Saturday, March 21, 2009

Politics and equities

This is a response to this post

I am generally a person with left wing political views. I think it is much more likely for the government to cooperate with the OECD first to crackdown on tax evaders who have money offshore.

Despite my political views, I do not have much optimism in Obama I do expect the markets to go down further and the Bernanke/Obama "reflation" agenda to "fail" (as in not spark new consumer lending or cause stagflation.) I still believe in deflation though, and as the discount rate for long term illiquid assets (stocks are relatively illiquid) rises resulting in investors asking for an increased risk premium for holding onto equities and not pricing in economic growth which would drive down the price of equities, people will liquidate and switch to more liquid assets. They will give up on trying timing the market and profit on a recovery (it probably would not happen anyway) because their discount rates have gone up so they want to protect themselves from nominal short-term losses in assets such as equities. The result is that most people who do not have a long time horizon would not hold on to equities.

So what does this mean? Generally people who hold stocks have more conservative political views and tend to vote Republican. If one lets the process go on untouched, it would result in a shift in a preference for more left-wing policies and a preference for labor over capital since less voting people own stock. But if the government tries to intervene in this natural process (a referrence to the proposal of confiscating IRAs and 401(k)s), they would lose some potential supporters as these people would feel that the government harmed them by confiscating their assets. Thus, it is simply better for the government (if it seeks to generate people with more left-wing views) to let the Darwinian flush in the equity markets to go on unabated and let them relinquish their equities naturally although that would be a painful process for many.

Most people are incompetent at managing their own money and they do realize that now.
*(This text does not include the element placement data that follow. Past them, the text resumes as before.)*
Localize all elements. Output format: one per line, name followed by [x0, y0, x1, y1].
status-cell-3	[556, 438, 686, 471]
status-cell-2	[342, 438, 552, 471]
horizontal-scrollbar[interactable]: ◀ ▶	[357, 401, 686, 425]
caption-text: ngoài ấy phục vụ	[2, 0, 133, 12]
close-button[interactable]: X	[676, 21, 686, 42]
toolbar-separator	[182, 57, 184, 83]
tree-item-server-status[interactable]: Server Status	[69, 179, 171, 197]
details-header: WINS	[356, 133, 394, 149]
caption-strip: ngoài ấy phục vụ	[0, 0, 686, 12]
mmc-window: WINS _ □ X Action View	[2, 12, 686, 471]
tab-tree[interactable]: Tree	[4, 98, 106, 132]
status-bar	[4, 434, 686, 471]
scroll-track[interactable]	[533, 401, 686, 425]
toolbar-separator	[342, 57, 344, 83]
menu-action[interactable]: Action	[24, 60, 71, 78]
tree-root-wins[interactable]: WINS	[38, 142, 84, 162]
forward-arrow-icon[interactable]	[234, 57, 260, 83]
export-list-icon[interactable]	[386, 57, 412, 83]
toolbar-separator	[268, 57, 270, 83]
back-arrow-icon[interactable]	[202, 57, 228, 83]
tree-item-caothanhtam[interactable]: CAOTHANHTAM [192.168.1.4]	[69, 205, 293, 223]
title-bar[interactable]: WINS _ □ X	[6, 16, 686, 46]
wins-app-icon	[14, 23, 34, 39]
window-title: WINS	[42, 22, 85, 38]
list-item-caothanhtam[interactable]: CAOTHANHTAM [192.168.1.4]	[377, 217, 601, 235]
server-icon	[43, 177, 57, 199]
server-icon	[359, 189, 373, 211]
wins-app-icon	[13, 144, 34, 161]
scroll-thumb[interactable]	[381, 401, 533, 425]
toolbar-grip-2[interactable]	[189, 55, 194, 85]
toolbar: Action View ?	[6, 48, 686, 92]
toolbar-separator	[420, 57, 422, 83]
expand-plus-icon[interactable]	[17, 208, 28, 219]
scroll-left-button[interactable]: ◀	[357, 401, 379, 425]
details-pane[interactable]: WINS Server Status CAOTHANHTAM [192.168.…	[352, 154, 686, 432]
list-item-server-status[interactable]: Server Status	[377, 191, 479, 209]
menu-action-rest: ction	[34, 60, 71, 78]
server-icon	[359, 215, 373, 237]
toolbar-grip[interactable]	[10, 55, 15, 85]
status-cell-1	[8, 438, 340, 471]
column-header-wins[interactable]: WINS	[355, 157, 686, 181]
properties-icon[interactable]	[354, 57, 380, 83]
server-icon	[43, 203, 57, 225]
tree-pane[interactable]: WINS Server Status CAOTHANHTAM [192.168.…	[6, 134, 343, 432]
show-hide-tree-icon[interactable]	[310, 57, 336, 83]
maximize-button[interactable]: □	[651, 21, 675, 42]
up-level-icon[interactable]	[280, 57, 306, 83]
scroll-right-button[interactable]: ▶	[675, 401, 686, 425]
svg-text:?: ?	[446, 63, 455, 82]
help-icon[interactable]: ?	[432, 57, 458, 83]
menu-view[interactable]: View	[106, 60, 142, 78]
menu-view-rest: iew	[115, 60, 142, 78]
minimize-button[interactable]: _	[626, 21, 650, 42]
This incompetence can be explained by the information asymmetries that professional traders have over retail investors, and as explained above, they have higher discount rates during times of crisis which leads them to make bad long-term decisions. I think there will be little resistance to more government involvement in a democratic population now. The people voted for Bush in the last election because the asset bubble in housing and stocks made plenty of people happy despite the economic fundamentals which also explain the tolerance for policies that favor capital over labor.